Smoked paprika – The vibrant red and smoky flavoured Spanish paprika or pimentón was originally an import. The paprika pepper was originally brought to Spain from the Americas by Christopher Columbus. Today the finest and most famous paprika powder in Spain, pimentón de La Vera, is produced in the northern part of Extremadura. In this fertile region various types of pepper are cultivated, each with varying degrees of spiciness. As a result, Pimentón de La Vera is found in three different varieties: the milder, sweet paprika pimentón dulce, medium-hot, bittersweet pimentón agridulce and the fiery-red, hot pimentón picante. Once harvested, the peppers are smoked for around two weeks over oak which gives the characteristic flavour, and are turned by hand daily. Once dried, they are sent to one of the small paprika mills in the region where they are stone-ground to preserve the flavour and colour. Pimentón is perhaps most noticeably used in chorizo but its delicious flavour and colour enhances a variety of Mediterranean-style dishes. Paprika can be stored for up to two years. The smoked paprika from La Vera was the world’s first pepper spice to be given a D.O. status.

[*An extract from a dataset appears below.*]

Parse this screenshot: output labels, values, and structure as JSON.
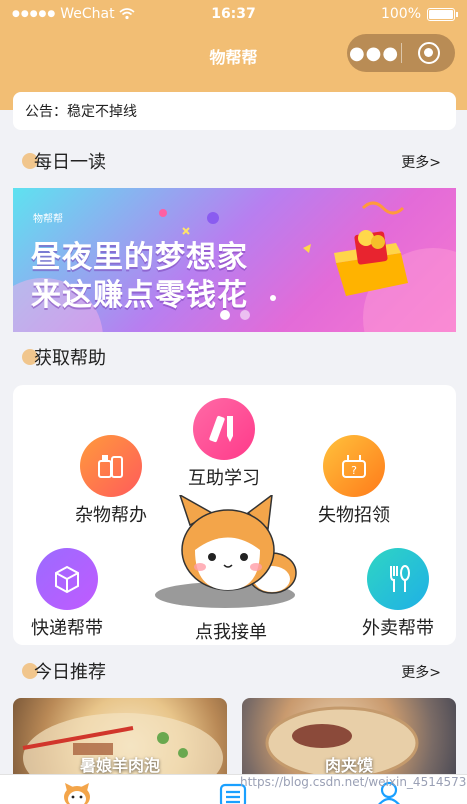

Tinned fish and seafood – The cold waters of the Atlantic are home to a rich variety of fish species of extraordinary quality. Mackerel thrive in this habitat and huge numbers are caught by the Spanish fishing fleet. The distinctive full-flavour of this very oily fish makes tinned mackerel a hugely popular export, particularly in Europe. Octopus is an inexpensive delicacy that is handled very carefully during processing to ensure the meat remains moist and tender. The slow-cooked tentacles of Spanish octopus are often packaged and preserved in extra virgin olive oil. Moist sardines, or pilchardus, from Galicia (on the Atlantic coast of Spain) are particularly valued as they are processed and packed in olive oil on the day they are caught. The Spanish prefer to let sardines mature in the can or jar as long as possible to let the depth of flavour increase. Once opened, they can be served simply with a squeeze of fresh lemon. Canning tuna isn’t considered sacrilege in Spain. The delicious flaky pale flesh of the albacore tuna is savoured for its full flavour and is sold packed in olive oil in tins and jars bearing the Spanish names atun blanco or bonito del norte. The filleted belly flesh, called ventresca, is particularly valued for its subtle taste and firm texture.